In rain, in sunshine, even in snow, North Coast Land Conservancy’s Land Steward Eric Owen has traveled up to Boneyard Ridge multiple times over the past several weeks to find homes for 1,400 western redcedar and 100 bigleaf maple trees.
The purpose behind the planting project, which will wrap up by the end of February, is to improve species diversity across this 340-acre property, located south of Seaside and adjacent to Ecola State Park and NCLC’s Circle Creek Conservation Center.
The forest at Boneyard Ridge was commercially logged for decades prior to NCLC’s acquisition in 2016. NCLC is utilizing the latest findings in restoration science to put the property on a healthy trajectory toward maturing into a high-functioning rainforest.

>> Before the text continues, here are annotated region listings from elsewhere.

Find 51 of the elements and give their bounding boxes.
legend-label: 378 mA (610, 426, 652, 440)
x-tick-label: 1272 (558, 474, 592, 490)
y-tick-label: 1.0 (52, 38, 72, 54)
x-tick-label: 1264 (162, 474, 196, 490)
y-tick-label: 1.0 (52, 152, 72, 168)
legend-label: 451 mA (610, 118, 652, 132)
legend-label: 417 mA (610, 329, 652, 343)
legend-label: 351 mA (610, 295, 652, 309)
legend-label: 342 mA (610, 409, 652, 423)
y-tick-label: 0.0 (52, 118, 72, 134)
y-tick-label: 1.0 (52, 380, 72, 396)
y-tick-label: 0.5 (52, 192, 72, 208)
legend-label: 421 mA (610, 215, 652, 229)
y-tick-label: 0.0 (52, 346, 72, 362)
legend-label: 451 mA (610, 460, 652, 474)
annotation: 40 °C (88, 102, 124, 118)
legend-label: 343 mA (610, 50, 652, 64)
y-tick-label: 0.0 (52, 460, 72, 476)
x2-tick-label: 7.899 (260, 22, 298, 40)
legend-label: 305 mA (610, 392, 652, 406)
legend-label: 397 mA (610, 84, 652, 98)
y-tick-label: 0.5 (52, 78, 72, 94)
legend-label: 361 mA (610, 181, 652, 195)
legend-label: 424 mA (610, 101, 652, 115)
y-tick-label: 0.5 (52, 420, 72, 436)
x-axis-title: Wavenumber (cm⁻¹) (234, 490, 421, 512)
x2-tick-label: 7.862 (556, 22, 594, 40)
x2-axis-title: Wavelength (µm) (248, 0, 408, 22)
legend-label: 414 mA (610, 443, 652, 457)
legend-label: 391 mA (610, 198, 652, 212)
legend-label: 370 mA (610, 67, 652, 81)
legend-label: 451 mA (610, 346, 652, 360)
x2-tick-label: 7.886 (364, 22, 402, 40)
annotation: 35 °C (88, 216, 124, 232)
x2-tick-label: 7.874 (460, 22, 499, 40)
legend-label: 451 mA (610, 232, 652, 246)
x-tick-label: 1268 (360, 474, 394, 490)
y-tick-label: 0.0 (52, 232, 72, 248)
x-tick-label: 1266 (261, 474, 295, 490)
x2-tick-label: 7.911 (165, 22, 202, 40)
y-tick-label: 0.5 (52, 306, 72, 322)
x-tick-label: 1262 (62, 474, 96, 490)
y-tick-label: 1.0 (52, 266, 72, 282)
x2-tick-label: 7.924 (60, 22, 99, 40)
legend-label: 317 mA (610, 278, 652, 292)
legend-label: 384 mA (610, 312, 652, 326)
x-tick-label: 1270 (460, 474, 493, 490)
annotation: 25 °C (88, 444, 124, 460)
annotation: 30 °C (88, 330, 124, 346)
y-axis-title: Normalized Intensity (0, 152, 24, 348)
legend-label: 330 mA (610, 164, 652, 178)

Currently, the property is dominated by Sitka spruce, western hemlock and red alder. Western redcedar is a minor species on the property, but large cedar stumps are scattered throughout the forest, providing a glimpse into its historic composition.
Bigleaf maple is a rare occurrence on the property, but “there’s a good chance it was more prevalent here historically,” Eric says. “It is an important riparian species in our coastal watersheds that we hope to bring back to this property.” Riparian areas are the lands that occur directly alongside running water, such as riverbanks and floodplains.
Land Steward Eric Owen and volunteer Colin Meston unload trees at Boneyard Ridge.
The project on Boneyard Ridge is being funded by grants from the Oregon Watershed Enhancement Board (OWEB), U.S Fish and Wildlife Service and Oregon Wildlife Foundation. As part of the thinning process, the team created gaps that mimic the natural structure of a healthy forest, as well as habitat piles that are frequented by songbirds, small mammals, bugs, amphibians and other wildlife. The gaps are now being incorporated into this next phase of the project.
As opposed to planting on an open field, “this takes way more time,” Eric says. He has to navigate across the property to find the gaps that were created last fall. Fortunately, he’s received some assistance over the past month from volunteer Colin Meston, who works for the U.S. Forest Service and serves as a site steward and Conservation Committee member for NCLC. He expressed appreciation for the planting project and getting to be involved.
“It’s sort of a practical and tangible way to improve the condition of the forest,” Colin says.
This forest restoration project is a fairly unique undertaking for NCLC. The organization’s habitat enhancement efforts in the past have centered on wetland restoration, riparian plantings, invasive species management, and coastal prairie restoration.
“It’s been a cool endeavor to undertake,” Eric says, adding it “provides a good template for us to manage the forest in the [3,500-acre proposed] Rainforest Reserve,” which features similar stands of trees and conservation challenges.